The relief, which swept the nation when Baghdad fell to U.S. troops, has given way to uneasiness as each day brings reports of new attacks against American soldiers.
For the parents, wives and other family members of the troops still in Iraq, the fear has far from subsided. The shift from war to occupation has also brought with it delays in return dates for soldiers.
"We thought he would be able to come home the first of June, but that was cancelled," said Brenda Birdsong, speaking about her son, James Michael Birdsong who is still in Northern Iraq. "Now he is guessing it will be around the first of August." Brenda keeps a close eye on the news. "In ways I am more worried now than when the war was on. Now we don't know who or where the enemy is."
The Thomaston Times contacted family members of soldiers from Upson County or with local connections and learned that at least nine local soldiers are still serving in harm's way. Another 12 have returned from the Middle East to their home bases, many getting to visit briefly in Upson County with family members.
Still In Danger
Like Birdsong, Thomaston native Eric Boyd is still serving in Northern Iraq.
"We don't think he will be back until early fall," said mother Cindy Partridge. "He is over there trying to keep the peace. I am still very worried. This upsets me fiercely, because my baby isn't home yet."

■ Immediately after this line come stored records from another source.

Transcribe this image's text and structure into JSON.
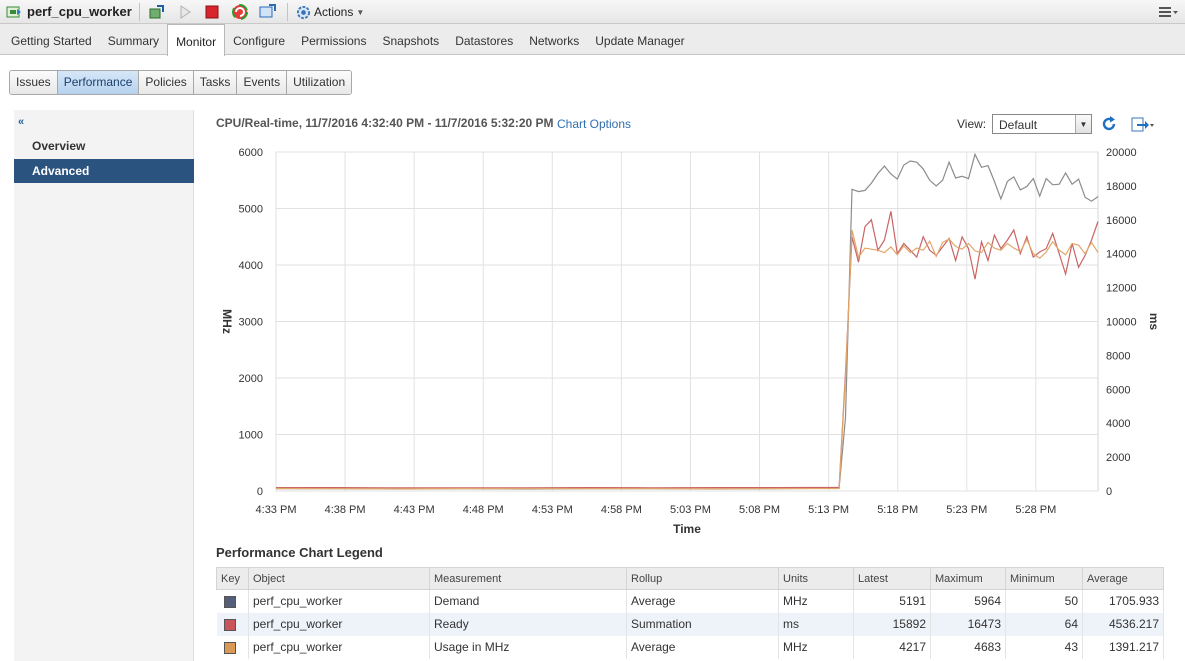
{
  "window": {
    "title": "perf_cpu_worker",
    "actions_label": "Actions"
  },
  "main_tabs": [
    {
      "label": "Getting Started"
    },
    {
      "label": "Summary"
    },
    {
      "label": "Monitor"
    },
    {
      "label": "Configure"
    },
    {
      "label": "Permissions"
    },
    {
      "label": "Snapshots"
    },
    {
      "label": "Datastores"
    },
    {
      "label": "Networks"
    },
    {
      "label": "Update Manager"
    }
  ],
  "active_main_tab": "Monitor",
  "sub_tabs": [
    {
      "label": "Issues"
    },
    {
      "label": "Performance"
    },
    {
      "label": "Policies"
    },
    {
      "label": "Tasks"
    },
    {
      "label": "Events"
    },
    {
      "label": "Utilization"
    }
  ],
  "active_sub_tab": "Performance",
  "left_nav": {
    "items": [
      {
        "label": "Overview"
      },
      {
        "label": "Advanced"
      }
    ],
    "active": "Advanced"
  },
  "chart_header": {
    "title": "CPU/Real-time, 11/7/2016 4:32:40 PM - 11/7/2016 5:32:20 PM",
    "options_link": "Chart Options",
    "view_label": "View:",
    "view_value": "Default"
  },
  "chart_data": {
    "type": "line",
    "xlabel": "Time",
    "ylabel_left": "MHz",
    "ylabel_right": "ms",
    "x_ticks": [
      "4:33 PM",
      "4:38 PM",
      "4:43 PM",
      "4:48 PM",
      "4:53 PM",
      "4:58 PM",
      "5:03 PM",
      "5:08 PM",
      "5:13 PM",
      "5:18 PM",
      "5:23 PM",
      "5:28 PM"
    ],
    "y_left_ticks": [
      0,
      1000,
      2000,
      3000,
      4000,
      5000,
      6000
    ],
    "y_right_ticks": [
      0,
      2000,
      4000,
      6000,
      8000,
      10000,
      12000,
      14000,
      16000,
      18000,
      20000
    ],
    "ylim_left": [
      0,
      6000
    ],
    "ylim_right": [
      0,
      20000
    ],
    "grid": true,
    "series": [
      {
        "name": "Demand",
        "color": "#8c8c8c",
        "axis": "left",
        "values": [
          40,
          40,
          35,
          40,
          35,
          40,
          40,
          35,
          40,
          50,
          1300,
          5340,
          5300,
          5320,
          5450,
          5620,
          5750,
          5610,
          5520,
          5770,
          5840,
          5820,
          5700,
          5500,
          5400,
          5500,
          5820,
          5540,
          5570,
          5530,
          5960,
          5730,
          5760,
          5480,
          5170,
          5480,
          5560,
          5330,
          5390,
          5530,
          5220,
          5530,
          5420,
          5430,
          5630,
          5430,
          5520,
          5200,
          5130,
          5210
        ]
      },
      {
        "name": "Ready",
        "color": "#c96464",
        "axis": "right",
        "values": [
          200,
          200,
          180,
          190,
          190,
          200,
          190,
          200,
          200,
          210,
          7000,
          15000,
          13500,
          15600,
          16000,
          14200,
          14800,
          16500,
          14000,
          14600,
          14200,
          13800,
          15000,
          14200,
          13900,
          14400,
          14900,
          13600,
          15000,
          14300,
          12500,
          14700,
          13600,
          15100,
          14300,
          14800,
          15400,
          14000,
          15000,
          13800,
          14100,
          14300,
          15200,
          14000,
          12800,
          14600,
          13200,
          13900,
          14800,
          15900
        ]
      },
      {
        "name": "Usage in MHz",
        "color": "#e0a76a",
        "axis": "left",
        "values": [
          45,
          40,
          38,
          42,
          40,
          40,
          40,
          38,
          42,
          45,
          2000,
          4620,
          4140,
          4300,
          4280,
          4260,
          4220,
          4320,
          4180,
          4340,
          4220,
          4300,
          4260,
          4420,
          4150,
          4400,
          4460,
          4330,
          4280,
          4380,
          4250,
          4220,
          4400,
          4300,
          4260,
          4380,
          4300,
          4240,
          4450,
          4200,
          4120,
          4230,
          4410,
          4260,
          4180,
          4380,
          4350,
          4200,
          4400,
          4220
        ]
      }
    ]
  },
  "legend": {
    "title": "Performance Chart Legend",
    "headers": [
      "Key",
      "Object",
      "Measurement",
      "Rollup",
      "Units",
      "Latest",
      "Maximum",
      "Minimum",
      "Average"
    ],
    "rows": [
      {
        "color": "#555e78",
        "object": "perf_cpu_worker",
        "measurement": "Demand",
        "rollup": "Average",
        "units": "MHz",
        "latest": "5191",
        "maximum": "5964",
        "minimum": "50",
        "average": "1705.933"
      },
      {
        "color": "#c9545c",
        "object": "perf_cpu_worker",
        "measurement": "Ready",
        "rollup": "Summation",
        "units": "ms",
        "latest": "15892",
        "maximum": "16473",
        "minimum": "64",
        "average": "4536.217"
      },
      {
        "color": "#d89a55",
        "object": "perf_cpu_worker",
        "measurement": "Usage in MHz",
        "rollup": "Average",
        "units": "MHz",
        "latest": "4217",
        "maximum": "4683",
        "minimum": "43",
        "average": "1391.217"
      }
    ]
  }
}
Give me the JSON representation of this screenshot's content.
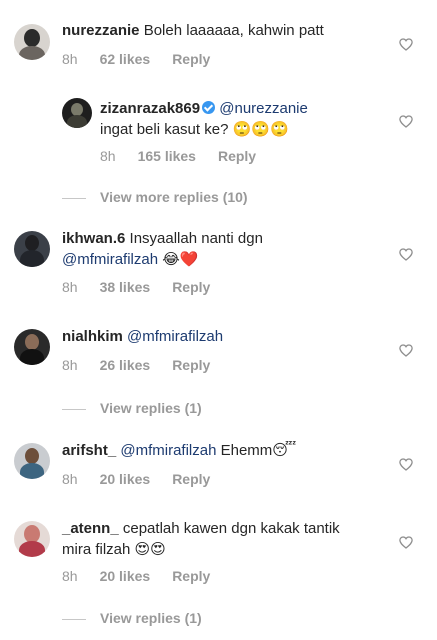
{
  "comments": [
    {
      "username": "nurezzanie",
      "text": "Boleh laaaaaa, kahwin patt",
      "time": "8h",
      "likes": "62 likes",
      "reply": "Reply"
    },
    {
      "username": "zizanrazak869",
      "verified": true,
      "mention": "@nurezzanie",
      "text": "ingat beli kasut ke?",
      "emoji": "🙄🙄🙄",
      "time": "8h",
      "likes": "165 likes",
      "reply": "Reply"
    },
    {
      "username": "ikhwan.6",
      "text": "Insyaallah nanti dgn",
      "mention": "@mfmirafilzah",
      "emoji": "😂❤️",
      "time": "8h",
      "likes": "38 likes",
      "reply": "Reply"
    },
    {
      "username": "nialhkim",
      "mention": "@mfmirafilzah",
      "time": "8h",
      "likes": "26 likes",
      "reply": "Reply"
    },
    {
      "username": "arifsht_",
      "mention": "@mfmirafilzah",
      "text": "Ehemm",
      "emoji": "😴",
      "time": "8h",
      "likes": "20 likes",
      "reply": "Reply"
    },
    {
      "username": "_atenn_",
      "text": "cepatlah kawen dgn kakak tantik",
      "text2": "mira filzah",
      "emoji": "😍😍",
      "time": "8h",
      "likes": "20 likes",
      "reply": "Reply"
    }
  ],
  "view_more_replies": "View more replies (10)",
  "view_replies_1": "View replies (1)",
  "view_replies_2": "View replies (1)",
  "icons": {
    "heart": "heart-outline-icon",
    "verified": "verified-badge-icon"
  },
  "colors": {
    "mention": "#1d3b70",
    "meta": "#999999",
    "verified": "#3897f0"
  }
}
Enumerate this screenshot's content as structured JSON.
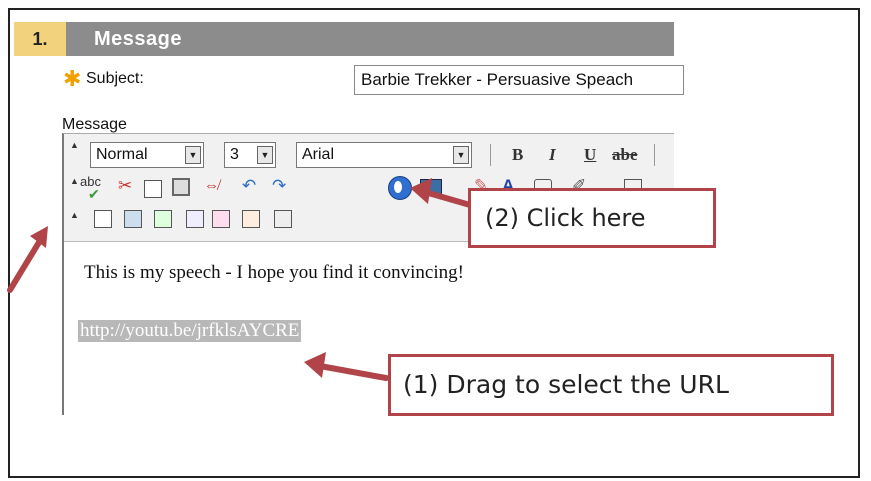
{
  "step": {
    "number": "1.",
    "title": "Message"
  },
  "subject": {
    "label": "Subject:",
    "value": "Barbie Trekker - Persuasive Speach"
  },
  "message_label": "Message",
  "toolbar": {
    "format_select": "Normal",
    "size_select": "3",
    "font_select": "Arial",
    "bold": "B",
    "italic": "I",
    "underline": "U",
    "strikethrough": "abe",
    "spellcheck": "abc"
  },
  "content": {
    "line1": "This is my speech - I hope you find it convincing!",
    "url": "http://youtu.be/jrfklsAYCRE"
  },
  "callouts": {
    "click_here": "(2) Click here",
    "drag_select": "(1) Drag to select the URL"
  },
  "colors": {
    "header_bar": "#8c8c8c",
    "step_badge": "#f2d27c",
    "callout_border": "#b14448",
    "required_star": "#f0a000"
  }
}
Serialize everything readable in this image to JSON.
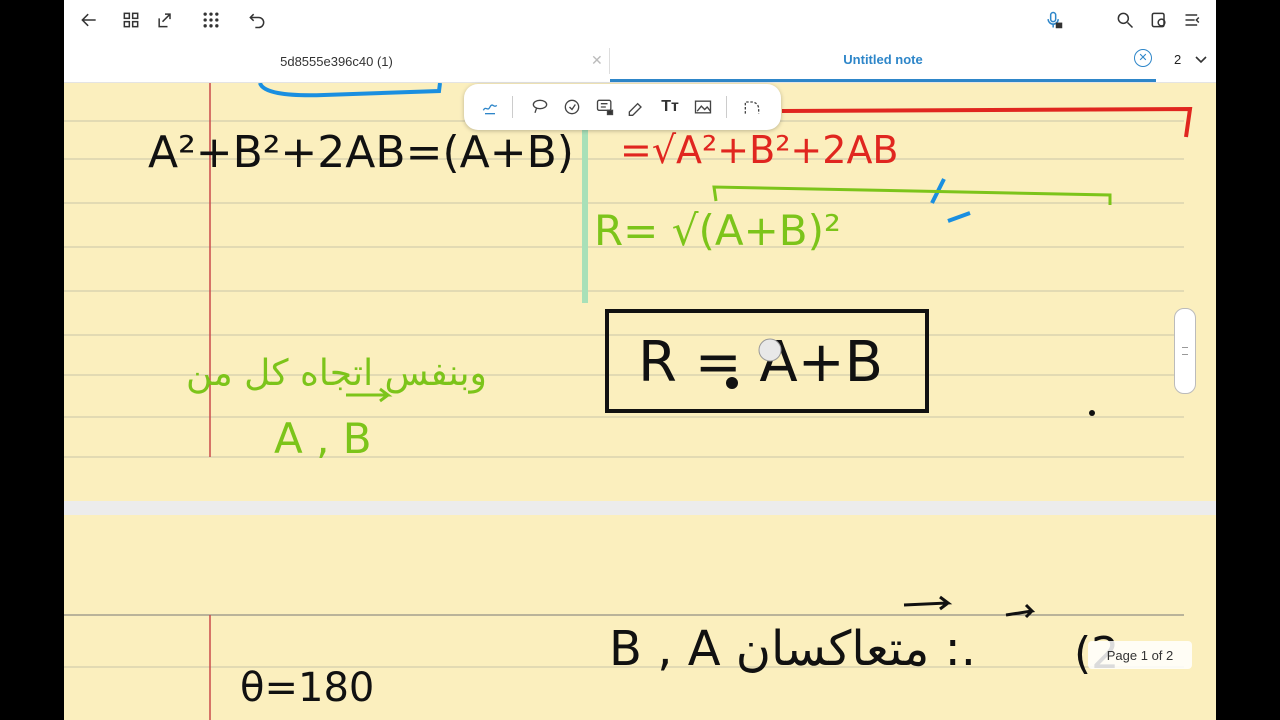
{
  "toolbar": {
    "back_icon": "back-arrow-icon",
    "grid_icon": "grid-view-icon",
    "share_icon": "share-icon",
    "apps_icon": "apps-icon",
    "undo_icon": "undo-icon",
    "mic_icon": "mic-locked-icon",
    "search_icon": "search-icon",
    "read_mode_icon": "read-mode-icon",
    "menu_icon": "menu-icon"
  },
  "tabs": [
    {
      "label": "5d8555e396c40 (1)",
      "active": false
    },
    {
      "label": "Untitled note",
      "active": true
    }
  ],
  "page_count": "2",
  "pen_toolbar": {
    "tools": [
      "pen-icon",
      "lasso-icon",
      "highlighter-icon",
      "text-box-locked-icon",
      "eraser-icon",
      "text-icon",
      "image-icon",
      "shape-icon"
    ],
    "text_tool_label": "Tт"
  },
  "page_indicator": "Page 1 of 2",
  "colors": {
    "accent": "#2e86c9",
    "paper": "#fbefbe",
    "ink_black": "#111111",
    "ink_red": "#e0261f",
    "ink_green": "#7cc41a",
    "ink_blue": "#1a8fe0",
    "margin_line": "#c94a4a",
    "rule_line": "#bdbdbd"
  },
  "handwriting": {
    "line1_black": "A²+B²+2AB=(A+B)",
    "line1_red": "=√A²+B²+2AB",
    "line2_green": "R= √(A+B)²",
    "arabic_green_line1": "وبنفس اتجاه كل من",
    "arabic_green_line2": "A , B",
    "boxed_result": "R = A+B",
    "arabic_black_line": "B , A متعاكسان :.",
    "page2_angle": "θ=180",
    "page2_item_number": "(2"
  }
}
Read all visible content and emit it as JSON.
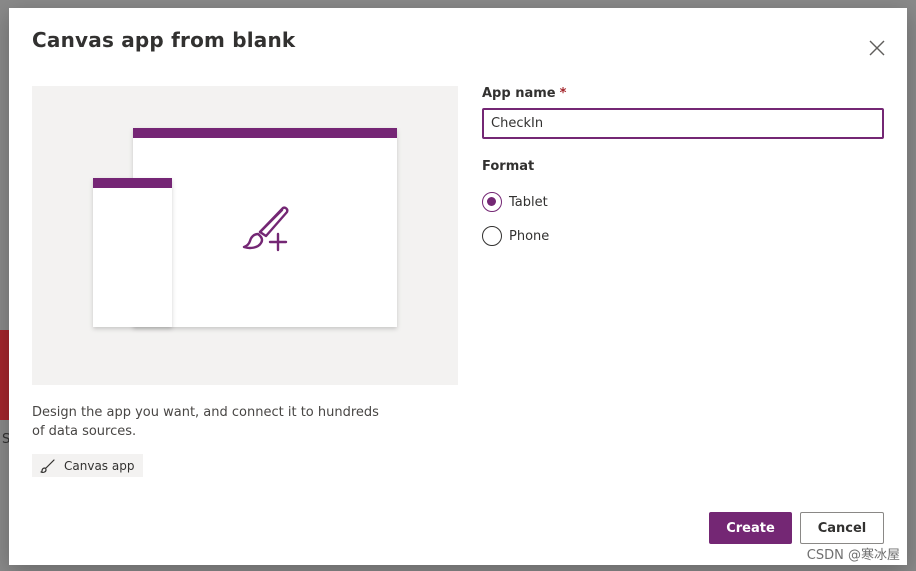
{
  "dialog": {
    "title": "Canvas app from blank",
    "close_icon": "close-icon"
  },
  "preview": {
    "accent_color": "#742774",
    "background_color": "#f3f2f1",
    "icon": "paintbrush-plus-icon"
  },
  "description": "Design the app you want, and connect it to hundreds of data sources.",
  "chip": {
    "icon": "paintbrush-icon",
    "label": "Canvas app"
  },
  "form": {
    "app_name": {
      "label": "App name",
      "required_mark": "*",
      "value": "CheckIn"
    },
    "format": {
      "label": "Format",
      "options": [
        {
          "label": "Tablet",
          "selected": true
        },
        {
          "label": "Phone",
          "selected": false
        }
      ]
    }
  },
  "buttons": {
    "create": "Create",
    "cancel": "Cancel"
  },
  "watermark": "CSDN @寒冰屋",
  "colors": {
    "primary": "#742774",
    "required": "#a4262c",
    "text": "#323130"
  }
}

On May 20, Cindy's other son, Jeremy, joined in Army and is in Fort Benning.
"Eric is stationed in Kentucky and Jeremy wants to be where his brother is," said Cindy. "When he does, Jeremy will be working on the Black Hawk Helicopters and Eric will be jumping out of them."
According to Thomaston's Shirley McClellan, her son-in-law,Gary Rowley, is somewhere north of Baghdad.
"He moves very frequently," she said. "We still worry because of all the unrest and discontent. We thought he would be home in June, but now it looks like sometime in September or October."
Damon Sanders is another of Thomaston's Soldiers in Iraq. "Right now he is doing some humanitarian work setting up ospitals," said his mother Judy Sanders. "He feels he had to do a lot of things he was not proud of, and this is a way he feels like he is giving back, helping instead of destroying."
Judy looks for Damon to return home on July 20.
For a short two weeks, Dan Brue was able to visit home, but now he is back in Kuwait, where he was first assigned in October 2002. Dan's job is to keep up with strikes and troop movement in Kuwait. "He is in charge of the control center in Kuwait," said Hallman (his mother.) "He said he feels bad because his work area is air conditioned and the other soldiers are out in the heat."
Nearly every evening, Thomaston's Sheila Amy hears from her husband, Tom, who is serving in Afghanistan. Still, even though he is not in Baghdad, violence is still ongoing where Amy is serving. "He is still in a war zone, a war-stricken country," said Sheila. "I am still very scared."
Larry James Daniel's family is keeping their fingers crossed for his return at the end of October. "He was supposed to come home this month," explained brother Stanley.
Rodney Mallory's awaits his return. "We are still waiting and don't know when he will come home," said his sister Toni Mallory. We're still scared for him."
Christopher Michael Harris is also in Iraq, and his family expects him home in September.
A Safe Return
Some Upson County soldiers who have returned to their home bases from serving in the War with Iraq include Jay Caldwell, Kyle Legg, Eric Sanders and Joshua Sanders. Michael Baity and Kelcey Smith are both back in the U.S. and are expected in Thomaston in the coming weeks.
Lewistine Smith was in Virginia when her son Kelcey arrived after an 11-month tour in Kuwait. "I thank God he got back safe."
The last week in May, Vernorris Walker returned to Virginia. "We are glad he is home safe," said his mother Jackie Daniel.
Justin Casteel went home to Fort Bragg in June and Stephen Melton has arrived in Georgia, safely after four months in Iraq.
Andrew Sanders is back at his home base in Japan. "He got back in May," said his mother Jennifer Sanders. He is in the process of cross training. I was able to talk to him this weekend."
Although Artalious Sneed is back on base in Oklahoma, there is still the possibility he may have to go back to Iraq.
"It's not over," said his mother Debra Sneed. "I haven't taken any of my ribbons down, because it is not over." One person from the same base as Sneed was killed recently according to Debra. "I get a weak stomach just thinking about it. We just have to keep praying."